No período analisado, observou-se aumento da proporção de domicílios com acesso adequado a ambos os serviços.

Tais resultados expressam a situação de toda a população da Região Metropolitana de Belo Horizonte, mas escamoteiam as disparidades entre os municípios. A análise dos dados por município mostra que, em 2000, a adequação no acesso ao serviço de abastecimento de água variou de 77% (Jaboticatubas) a 98% (Florestal, Contagem e Belo Horizonte) e, em 2010, de 75% (Taquaraçu de Minas) a 99% (Rio Acima e Florestal). No serviço de esgotamento sanitário, a situação variou, em 2000, de 0% (Rio Manso) a 92% (Belo Horizonte) e, em 2010, de 1% (Confins) a 96% (Belo Horizonte).

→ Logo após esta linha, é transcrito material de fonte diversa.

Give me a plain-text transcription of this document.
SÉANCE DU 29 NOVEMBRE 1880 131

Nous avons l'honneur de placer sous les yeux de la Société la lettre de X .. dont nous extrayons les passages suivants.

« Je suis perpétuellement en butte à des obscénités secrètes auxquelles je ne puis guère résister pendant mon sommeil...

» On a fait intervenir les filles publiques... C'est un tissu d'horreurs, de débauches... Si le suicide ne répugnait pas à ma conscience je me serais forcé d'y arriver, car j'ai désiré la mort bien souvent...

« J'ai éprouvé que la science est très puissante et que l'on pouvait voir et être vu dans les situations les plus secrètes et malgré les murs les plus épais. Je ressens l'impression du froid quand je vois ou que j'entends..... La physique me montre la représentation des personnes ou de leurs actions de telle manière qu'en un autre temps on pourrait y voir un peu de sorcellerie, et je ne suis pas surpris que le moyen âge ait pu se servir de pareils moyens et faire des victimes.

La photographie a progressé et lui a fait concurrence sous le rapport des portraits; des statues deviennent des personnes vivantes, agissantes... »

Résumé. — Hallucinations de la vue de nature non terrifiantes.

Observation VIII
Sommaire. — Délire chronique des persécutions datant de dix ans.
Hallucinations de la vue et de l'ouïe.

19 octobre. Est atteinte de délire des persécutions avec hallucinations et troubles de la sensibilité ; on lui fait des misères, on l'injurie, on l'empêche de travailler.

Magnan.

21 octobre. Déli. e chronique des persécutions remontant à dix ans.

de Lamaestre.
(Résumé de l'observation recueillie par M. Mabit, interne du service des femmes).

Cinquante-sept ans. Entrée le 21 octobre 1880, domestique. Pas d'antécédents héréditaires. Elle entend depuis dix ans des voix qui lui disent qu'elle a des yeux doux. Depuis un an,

No entanto, em todos os municípios ocorreu um aumento dos domicílios com acesso adequado a ambos os serviços, tal como se observou para a Região Metropolitana de Belo Horizonte como um todo.

Associação espacial

Quanto aos serviços de água

No que se refere à água, não se observou padrão claro de distribuição espacial dos municípios relativamente à proporção de domicílios com acesso adequado aos serviços. No período mais recente (2010), nenhum padrão espacial estatisticamente significativo foi encontrado. No período mais antigo (2000), observou-se um padrão estatisticamente significativo, mas o valor do Índice de Moran Global foi muito baixo (0,21).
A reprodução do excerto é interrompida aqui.